Does deep learning software improve the consistency and performance of radiologists with various levels of experience in assessing bi-parametric prostate MRI?

作者信息

Arslan Aydan, Alis Deniz, Erdemli Servet, Seker Mustafa Ege, Zeybel Gokberk, Sirolu Sabri, Kurtcan Serpil, Karaarslan Ercan

机构信息

Department of Radiology, Umraniye Training and Research Hospital, Istanbul, Turkey.

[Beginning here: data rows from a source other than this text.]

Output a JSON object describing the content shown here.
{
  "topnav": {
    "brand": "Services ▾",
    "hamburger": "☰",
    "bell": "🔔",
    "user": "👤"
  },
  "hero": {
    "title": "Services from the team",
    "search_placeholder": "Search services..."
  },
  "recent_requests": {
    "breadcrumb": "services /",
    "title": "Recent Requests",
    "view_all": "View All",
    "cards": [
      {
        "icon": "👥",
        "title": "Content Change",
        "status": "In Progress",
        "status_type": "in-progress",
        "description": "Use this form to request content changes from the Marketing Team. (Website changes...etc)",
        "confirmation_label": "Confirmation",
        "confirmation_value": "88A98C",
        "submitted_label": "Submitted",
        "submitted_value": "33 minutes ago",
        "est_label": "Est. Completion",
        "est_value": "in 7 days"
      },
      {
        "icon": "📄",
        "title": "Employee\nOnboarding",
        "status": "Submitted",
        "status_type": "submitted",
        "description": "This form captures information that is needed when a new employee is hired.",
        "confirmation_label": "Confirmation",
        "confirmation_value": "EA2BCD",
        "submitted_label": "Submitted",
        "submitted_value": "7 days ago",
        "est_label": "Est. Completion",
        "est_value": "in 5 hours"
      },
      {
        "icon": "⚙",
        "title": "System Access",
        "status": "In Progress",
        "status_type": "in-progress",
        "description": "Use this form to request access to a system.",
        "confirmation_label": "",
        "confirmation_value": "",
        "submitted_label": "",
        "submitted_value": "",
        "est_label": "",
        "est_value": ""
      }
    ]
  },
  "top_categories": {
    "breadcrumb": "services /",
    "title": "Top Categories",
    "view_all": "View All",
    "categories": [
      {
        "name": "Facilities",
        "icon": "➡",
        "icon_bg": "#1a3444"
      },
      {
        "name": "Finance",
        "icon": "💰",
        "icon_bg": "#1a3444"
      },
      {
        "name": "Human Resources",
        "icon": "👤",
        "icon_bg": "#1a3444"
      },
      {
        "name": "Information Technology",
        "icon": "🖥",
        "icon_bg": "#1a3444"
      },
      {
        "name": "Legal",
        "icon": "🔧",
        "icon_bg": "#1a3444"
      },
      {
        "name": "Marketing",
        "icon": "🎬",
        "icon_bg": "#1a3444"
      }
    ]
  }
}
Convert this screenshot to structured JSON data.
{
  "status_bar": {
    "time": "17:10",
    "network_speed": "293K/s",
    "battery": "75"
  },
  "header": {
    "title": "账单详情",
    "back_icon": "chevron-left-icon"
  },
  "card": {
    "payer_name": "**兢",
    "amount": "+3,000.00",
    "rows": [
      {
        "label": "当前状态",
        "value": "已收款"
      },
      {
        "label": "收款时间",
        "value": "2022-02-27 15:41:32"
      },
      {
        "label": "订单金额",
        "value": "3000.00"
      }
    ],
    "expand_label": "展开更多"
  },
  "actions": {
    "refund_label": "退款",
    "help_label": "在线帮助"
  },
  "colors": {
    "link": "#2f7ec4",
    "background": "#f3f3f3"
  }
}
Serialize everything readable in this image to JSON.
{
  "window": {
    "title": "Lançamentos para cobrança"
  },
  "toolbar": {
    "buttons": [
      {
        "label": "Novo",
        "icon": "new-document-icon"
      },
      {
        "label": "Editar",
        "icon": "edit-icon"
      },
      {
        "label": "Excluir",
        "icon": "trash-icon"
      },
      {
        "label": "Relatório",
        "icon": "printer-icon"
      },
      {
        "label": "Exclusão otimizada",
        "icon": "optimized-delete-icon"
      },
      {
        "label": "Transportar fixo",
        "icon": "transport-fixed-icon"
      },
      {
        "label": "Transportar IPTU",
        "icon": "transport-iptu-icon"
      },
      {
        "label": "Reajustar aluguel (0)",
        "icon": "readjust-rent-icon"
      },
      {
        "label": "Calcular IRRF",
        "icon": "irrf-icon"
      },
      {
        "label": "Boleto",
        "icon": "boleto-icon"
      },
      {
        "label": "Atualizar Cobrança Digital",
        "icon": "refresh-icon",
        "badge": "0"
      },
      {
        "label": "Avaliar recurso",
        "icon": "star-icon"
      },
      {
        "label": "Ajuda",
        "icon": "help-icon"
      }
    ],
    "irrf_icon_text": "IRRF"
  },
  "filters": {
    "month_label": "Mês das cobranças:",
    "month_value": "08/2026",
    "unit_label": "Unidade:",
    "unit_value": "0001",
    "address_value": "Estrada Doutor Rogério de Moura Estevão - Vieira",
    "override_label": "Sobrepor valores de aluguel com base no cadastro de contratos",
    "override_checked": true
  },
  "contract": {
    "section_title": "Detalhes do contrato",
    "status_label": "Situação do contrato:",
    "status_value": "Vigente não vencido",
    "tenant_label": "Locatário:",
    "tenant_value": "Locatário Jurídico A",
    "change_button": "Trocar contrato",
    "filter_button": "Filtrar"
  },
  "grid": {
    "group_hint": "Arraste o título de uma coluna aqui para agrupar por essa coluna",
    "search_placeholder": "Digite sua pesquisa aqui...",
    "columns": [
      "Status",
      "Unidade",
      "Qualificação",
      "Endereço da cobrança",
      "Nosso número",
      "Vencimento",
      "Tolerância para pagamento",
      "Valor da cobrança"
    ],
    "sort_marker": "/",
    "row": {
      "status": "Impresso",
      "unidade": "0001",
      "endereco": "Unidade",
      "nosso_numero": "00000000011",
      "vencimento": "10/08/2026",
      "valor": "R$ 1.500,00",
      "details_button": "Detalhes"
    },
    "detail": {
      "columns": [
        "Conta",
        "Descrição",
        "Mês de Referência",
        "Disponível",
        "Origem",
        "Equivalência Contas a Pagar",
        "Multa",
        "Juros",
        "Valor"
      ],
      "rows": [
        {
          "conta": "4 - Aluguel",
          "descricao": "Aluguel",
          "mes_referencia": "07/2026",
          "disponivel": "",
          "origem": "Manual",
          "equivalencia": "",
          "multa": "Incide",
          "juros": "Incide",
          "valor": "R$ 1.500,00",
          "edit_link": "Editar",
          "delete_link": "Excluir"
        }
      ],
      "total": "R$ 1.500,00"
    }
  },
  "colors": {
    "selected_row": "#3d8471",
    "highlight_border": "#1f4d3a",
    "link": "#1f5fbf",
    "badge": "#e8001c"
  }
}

Department of Radiology, School of Medicine, Acibadem Mehmet Ali Aydinlar University, Istanbul, Turkey.

出版信息

Insights Imaging. 2023 Mar 20;14(1):48. doi: 10.1186/s13244-023-01386-w.

Abstract

OBJECTIVE

To investigate whether commercially available deep learning (DL) software improves the Prostate Imaging-Reporting and Data System (PI-RADS) scoring consistency on bi-parametric MRI among radiologists with various levels of experience; to assess whether the DL software improves the performance of the radiologists in identifying clinically significant prostate cancer (csPCa).

METHODS

We retrospectively enrolled consecutive men who underwent bi-parametric prostate MRI at a 3 T scanner due to suspicion of PCa. Four radiologists with 2, 3, 5, and > 20 years of experience evaluated the bi-parametric prostate MRI scans with and without the DL software. Whole-mount pathology or MRI/ultrasound fusion-guided biopsy was the reference. The area under the receiver operating curve (AUROC) was calculated for each radiologist with and without the DL software and compared using De Long's test. In addition, the inter-rater agreement was investigated using kappa statistics.

RESULTS

In all, 153 men with a mean age of 63.59 ± 7.56 years (range 53-80) were enrolled in the study. In the study sample, 45 men (29.80%) had clinically significant PCa. During the reading with the DL software, the radiologists changed their initial scores in 1/153 (0.65%), 2/153 (1.3%), 0/153 (0%), and 3/153 (1.9%) of the patients, yielding no significant increase in the AUROC (p > 0.05). Fleiss' kappa scores among the radiologists were 0.39 and 0.40 with and without the DL software (p = 0.56).

CONCLUSIONS

The commercially available DL software does not increase the consistency of the bi-parametric PI-RADS scoring or csPCa detection performance of radiologists with varying levels of experience.

摘要

目的

研究商用深度学习(DL)软件是否能提高不同经验水平的放射科医生在双参数磁共振成像(MRI)上对前列腺影像报告和数据系统(PI-RADS)评分的一致性;评估DL软件是否能提高放射科医生识别临床显著性前列腺癌(csPCa)的能力。

方法

我们回顾性纳入了因怀疑患有前列腺癌而在3T扫描仪上接受双参数前列腺MRI检查的连续男性患者。四名分别具有2年、3年、5年和超过20年经验的放射科医生对有和没有DL软件辅助的双参数前列腺MRI扫描进行评估。全层病理检查或MRI/超声融合引导活检作为参考标准。计算每位放射科医生在有和没有DL软件辅助情况下的受试者操作特征曲线下面积(AUROC),并使用德龙检验进行比较。此外,使用kappa统计量研究评分者间的一致性。

结果

共有153名平均年龄为63.59±7.56岁(范围53 - 80岁)的男性纳入本研究。在研究样本中,45名男性(29.80%)患有临床显著性前列腺癌。在使用DL软件阅片过程中,放射科医生对1/153(0.65%)、2/153(1.3%)、0/153(0%)和3/153(1.9%)的患者更改了初始评分,AUROC没有显著增加(p>0.05)。有和没有DL软件辅助时,放射科医生之间的Fleiss' kappa评分分别为0.39和0.40(p = 0.56)。

结论

商用DL软件并不能提高不同经验水平放射科医生在双参数PI-RADS评分的一致性或csPCa检测能力。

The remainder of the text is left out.